Video games, with their pretend mastery of pretend enemies that rack pretend points redeemable for pretend awards, distract from all the real wonders that surround us. What do we teach our children metaphorically when we teach them to enjoy the journey? That life is to be experienced now, with all of our senses acute. That life is joyful, sad, anxious, hilarious, soft, hard, sharp, and shiny…that the funny looking mountain just ahead used to be an active volcano, and that the stars above are far, far away and to innumerable to count. When we pick up a book instead of an electronic device we lead our children to a place of respect for literature, enlarge their base of learning, reinforce their comprehension, increase their vocabulary, and introduce a certain knowledge that books are valuable keys to both information and magic.
So, whether your journey is 300 or 3,000 miles, whether you are traveling by car, ship, or airplane, bring books, maps, and guides, instead of electronics. Let your child be involved in the planning process by picking out both fiction and nonfiction reading material pertinent to your trip. Even the very young enjoy creating their own trip journal. Let her draw or paste souvenirs in a blank book while you write down what she has to say. Children are fascinated by seeing their spoken words in print. This technique is often used by teachers in early childhood education as a tool in the attainment of early writing skills.
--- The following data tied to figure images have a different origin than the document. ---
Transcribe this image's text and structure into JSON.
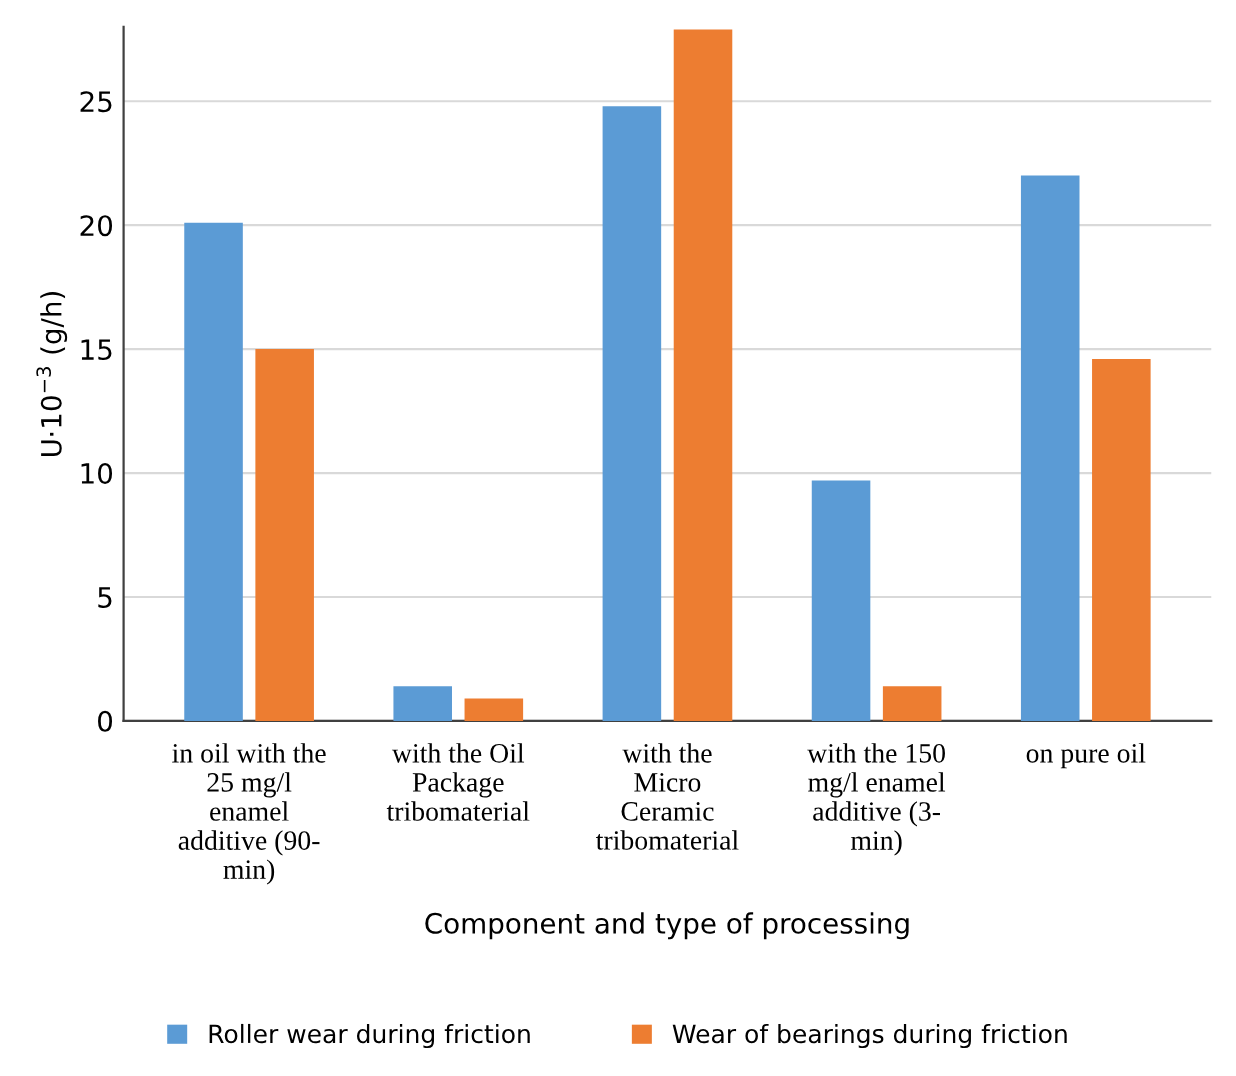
{
  "chart_data": {
    "type": "bar",
    "categories": [
      "in oil with the\n25 mg/l\nenamel\nadditive (90-\nmin)",
      "with the Oil\nPackage\ntribomaterial",
      "with the\nMicro\nCeramic\ntribomaterial",
      "with the 150\nmg/l enamel\nadditive (3-\nmin)",
      "on pure oil"
    ],
    "series": [
      {
        "name": "Roller wear during friction",
        "color": "#5b9bd5",
        "values": [
          20.1,
          1.4,
          24.8,
          9.7,
          22.0
        ]
      },
      {
        "name": "Wear of bearings during friction",
        "color": "#ed7d31",
        "values": [
          15.0,
          0.9,
          27.9,
          1.4,
          14.6
        ]
      }
    ],
    "xlabel": "Component and type of processing",
    "ylabel": "U·10$^{−3}$ (g/h)",
    "ylim": [
      0,
      28
    ],
    "yticks": [
      0,
      5,
      10,
      15,
      20,
      25
    ],
    "grid": "y",
    "legend": "bottom"
  }
}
Older children will be proud of being able to draw a picture and write a few sentences by themselves.
Teach your child to navigate, how to use a map scale, and what a compass rose depicts. Math and geography become relevant when one is calculating how far the fragile Monarch Butterfly migrates each year. Imagine your child unfolding a map and tracing the butterfly’s vulnerable 2,000 mile odyssey from Canada and northeastern United States to the high mountains of Mexico. The calm ocean stretching to the horizon becomes alive when you open a book about Pacific Shore Life and learn that bright orange Garibaldi, harmless leopard sharks, and bat rays are just a few of the creatures who play in underwater grottos just off shore, and that deep below, below even where whales swim, there are fish that glow in the impenetrable dark. Children are eager to hear new words: Paleozoic, migrate, metamorphoses, bioluminescent, and will absorb even scientific terms readily when there is a direct connection to the real world. Neurobiologists agree that the mind is wired to learn in a sensory, interdisciplinary, and interactive manner, and that hands on learning has a definitive impact on neuronal connections in the developing brain.
“We can best help children learn, not by deciding what we think they should learn and thinking of ingenious ways to teach it to them, but by making the world, as far as we can, accessible to them, paying serious attention to what they do, answering their questions and helping them explore the things they are most interested in.”
John Holt/educator and author
Synthesized media is, inevitably, a part of a modern child’s daily life. Vacations are designed to free one’s self of daily routine, to see the world, or to simply see the world in new ways. A trip without devices allows time to think, time to imagine, even time to be bored…and to figure out creative solutions to fight boredom. When you get home from your trip, go to the library and pick out more books about the places you have visited. Reflection deepens and broadens first hand experience. There is no telling what will excite your child, perhaps he will want to learn more about fossils, or asteroids, or entomology. Books will open door after door into these new worlds, for it is only when we approach a subject with passionate interest that we truly learn.
So, this summer, build sandcastles instead of Minecraft, take detours, find adventure in unlikely places, and enjoy the journey.